Tryb Call of Duty Zombies zawsze był pełen jajek wielkanocnych, i to o różnych rozmiarach. Chociaż mogłem wybrać jedno z wielu jako moje ulubione jajko wielkanocne wszech czasów (z walką o miejsce w misji pobocznej Borderlands 2 Teenage Mutant Ninja Turtles ), ostatecznie zdecydowałem się na Call of Duty: Black Ops II Golden Spork, które można znaleźć na mapie Mob of the Dead. Ta sprytna mała broń do walki wręcz staje się dostępna po ukończeniu kilku ogólnie dość zadaniowych wyzwań, które po odhaczeniu sprawią, że błyszczące metalowe przybory kuchenne wyjdą z wanny wypełnionej krwią jak mylący znak z piekła rodem. Po podniesieniu zastąpiłby twoją zwykle bezużyteczną walkę wręcz jednocalową alternatywą dla ciosu o długości jednego cala, która mogłaby uratować cię przed zapędzeniem w kozi róg (być może wyrwaniem się z Rusty Cage..) i zabiciem przez nieumarłych. Nie jest to Wonder Weapon tego samego kalibru co Blundergat tej mapy i nie spowolni Brutus, ale dodanie jej do swojej kolekcji jest świetną zabawą i po prostu idzie o krok dalej, udowadniając, że Mob of the Dead jest nadal jedną z najlepszych map CoD: Zombies wszech czasów.
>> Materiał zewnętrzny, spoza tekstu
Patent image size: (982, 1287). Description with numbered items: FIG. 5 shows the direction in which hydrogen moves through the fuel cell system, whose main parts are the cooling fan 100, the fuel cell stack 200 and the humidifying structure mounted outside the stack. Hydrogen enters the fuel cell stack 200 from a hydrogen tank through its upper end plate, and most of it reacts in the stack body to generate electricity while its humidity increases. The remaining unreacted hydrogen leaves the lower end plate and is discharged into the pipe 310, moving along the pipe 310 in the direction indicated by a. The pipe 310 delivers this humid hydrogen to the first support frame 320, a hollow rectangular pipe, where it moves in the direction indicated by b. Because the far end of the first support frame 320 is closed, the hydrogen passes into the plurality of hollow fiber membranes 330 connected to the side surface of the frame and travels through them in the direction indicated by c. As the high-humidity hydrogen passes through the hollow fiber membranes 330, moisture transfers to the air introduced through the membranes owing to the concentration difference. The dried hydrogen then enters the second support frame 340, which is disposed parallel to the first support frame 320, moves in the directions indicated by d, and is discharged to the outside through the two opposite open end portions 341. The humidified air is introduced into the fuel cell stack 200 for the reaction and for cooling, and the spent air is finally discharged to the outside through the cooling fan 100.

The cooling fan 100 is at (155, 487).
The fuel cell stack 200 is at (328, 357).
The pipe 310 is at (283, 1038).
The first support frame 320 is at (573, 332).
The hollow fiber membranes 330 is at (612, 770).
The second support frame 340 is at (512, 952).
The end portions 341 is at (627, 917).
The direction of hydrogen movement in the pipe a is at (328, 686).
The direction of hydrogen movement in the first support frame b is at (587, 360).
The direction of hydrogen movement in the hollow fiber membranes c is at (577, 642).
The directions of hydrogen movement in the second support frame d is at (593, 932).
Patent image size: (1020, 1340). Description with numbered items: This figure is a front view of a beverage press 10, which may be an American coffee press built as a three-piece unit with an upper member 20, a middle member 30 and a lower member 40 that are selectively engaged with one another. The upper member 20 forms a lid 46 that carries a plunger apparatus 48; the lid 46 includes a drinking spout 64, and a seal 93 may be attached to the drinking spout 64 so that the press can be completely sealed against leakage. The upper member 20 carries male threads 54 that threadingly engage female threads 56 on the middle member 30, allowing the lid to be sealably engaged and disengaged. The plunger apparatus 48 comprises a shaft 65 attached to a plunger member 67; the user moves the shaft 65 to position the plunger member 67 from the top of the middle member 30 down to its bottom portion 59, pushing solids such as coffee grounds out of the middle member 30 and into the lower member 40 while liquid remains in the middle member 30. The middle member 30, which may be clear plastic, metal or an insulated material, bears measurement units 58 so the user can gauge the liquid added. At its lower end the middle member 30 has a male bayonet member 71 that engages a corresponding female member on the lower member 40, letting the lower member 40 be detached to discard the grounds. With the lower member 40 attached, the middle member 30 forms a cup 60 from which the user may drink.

Mogła to być zwykła pisemna wiadomość, być może jako część napisów końcowych, tak jak w przypadku filmu Super Mario Bros. lub wcześniej Star Fox Zero, ale Team Zelda z Hidemaro Fujibayashi i Eiji Aonumą na czele przyjął bardzo specjalne podejście do hołdu dla bardzo wyjątkowego człowieka. Mowa o sposobie, w jaki The Legend of Zelda: Breath of the Wild oddało szacunek ukochanemu prezydentowi Nintendo, Satoru Iwacie, który przedwcześnie zmarł na raka (dekadę temu, już tego lata). To właśnie sposób, w jaki został dostarczony, sprawił, że na razie jest to moje ulubione jajko wielkanocne. Osobliwy NPC, Botrick, którego twarz zaprojektowana przez Mii wyglądała zbyt znajomo, a jego rola "pilnowania reszty" była zbyt wymowna. Obszar mapy, w którym dostrzeżono ducha potężnej istoty. Góra Satori rzucająca awę, która po zdobyciu w jakiś sposób uświadamiała ci, że w powietrzu unosi się coś innego, coś magicznego. Nie można było stwierdzić, czy to przez pogodę, zachowanie zwierząt, czy przez muzykę... A potem sam Władca Gór, najbardziej wyjątkowe stworzenie w całej grze, obrońca Blupees, nieuchwytny, ale potężny, którego pierwsze spojrzenie przyprawiało o dreszcze. Cały montaż nie był dosłowny, nie mówiąc już o scenariuszu, ale raczej bardzo delikatna aranżacja, zaczarowane miejsce, w którym po raz ostatni przed ostatecznym pożegnaniem mieszka pożegnalna dusza. W końcu to wzruszający hołd.